European commission president Jean-Claude Juncker said the compromise reached was the result of “solidarity, determination and dialogue.”
I just spoke to Prime Minister @sanchezcastejon. Solidarity, determination and dialogue are the European way of finding solutions.
— Jean-Claude Juncker (@JunckerEU) November 24, 2018
The go-ahead from Madrid allowed European Council president Donald Tusk, who will chair Sunday’s summit, to formally recommend the deal. In an invitation letter to the leaders of the 27 member states, Tusk said “no-one will have reasons to be happy” on Sunday, but concluded: “I believe that we have finally found the best possible compromise.”
May’s Saturday night talks
May will meet both Juncker and Tusk in Brussels on Saturday evening to prepare for the summit.
In a bid to lighten the mood, Tusk tweeted to say he was taking inspiration from Queen for Sunday’s proceedings.

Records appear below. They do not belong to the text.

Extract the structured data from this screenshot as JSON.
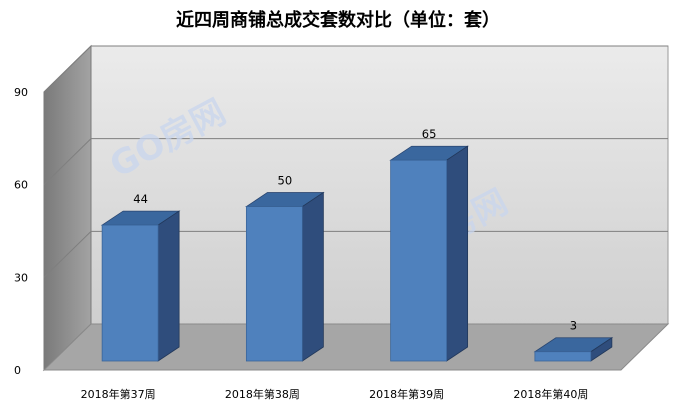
{
  "chart_data": {
    "type": "bar",
    "title": "近四周商铺总成交套数对比（单位：套）",
    "categories": [
      "2018年第37周",
      "2018年第38周",
      "2018年第39周",
      "2018年第40周"
    ],
    "values": [
      44,
      50,
      65,
      3
    ],
    "ylim": [
      0,
      90
    ],
    "yticks": [
      0,
      30,
      60,
      90
    ],
    "xlabel": "",
    "ylabel": "",
    "grid": true,
    "legend": "none",
    "style": "3d-bar",
    "colors": {
      "bar_front": "#4f81bd",
      "bar_side": "#2f4d7c",
      "bar_top": "#3a679e",
      "back_wall": "#d9d9d9",
      "side_wall": "#8c8c8c",
      "floor": "#a6a6a6",
      "gridline": "#7f7f7f"
    }
  },
  "watermark": {
    "text": "GO房网"
  }
}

As a motto for tomorrow, the words of Freddie Mercury, who passed away exactly 27 years ago: "Friends will be friends, right till the end".
— Donald Tusk (@eucopresident) November 24, 2018
But the disagreement over Gibraltar had though risked an 11th-hour postponement of the crucial summit until December. The dispute was sparked on Monday when the Spanish government raised an objection to an innocuous sounding article in the 585-page withdrawal agreement — which many believe was motivated by the interests of Sanchez’s socialist party in the Andalusian elections next Sunday.
The article says simply that the EU and UK will conclude an agreement on their future relationship — the all important trade deal — before the end of the transition.
Spain was furious that the article did not explicitly state that the deal would not apply to Gibraltar without their agreement — a condition that appeared in the negotiating guidelines given by the European Council to the EU chief Brexit negotiator Michel Barnier at the outset of the Brexit process.
Spain demanded that the withdrawal agreement should be amended but was refused over fears that other countries would call for their own changes. France wanted firm guarantees on access to UK waters for its fishing fleets after Brexit.
In the end, Sanchez settled for written agreement from the UK government that the withdrawal agreement “imposes no obligations regarding the territorial scope of future agreements.”
Sanchez said the agreement ensured Gibraltar’s relationship with the EU “will go through Spain” and, in comments that risk inflaming the situation, added: “We have to talk about co-sovereignty and many other things with the UK.”
A UK government spokesperson explained it meant the British lawmakers would talk directly with Spain over any Gibraltar-specific issues involved in any trade deal.
However, they added: “The Prime Minister has been absolutely clear that we stand behind British sovereignty for Gibraltar and that we will get a deal on the future that works for the whole UK family.”
And the chief minister of Gibraltar, Fabian Picardo, issued a defiant statement saying: “No declarations agreed by the remaining EU 27 or the European Institutions will ever change the undiluted British sovereignty or security of Gibraltar.”
Although the compromise means the deal will get over the line, the issues of Gibraltar and fishing rights are likely to explode back onto the scene once negotiations over trade begin after Brexit.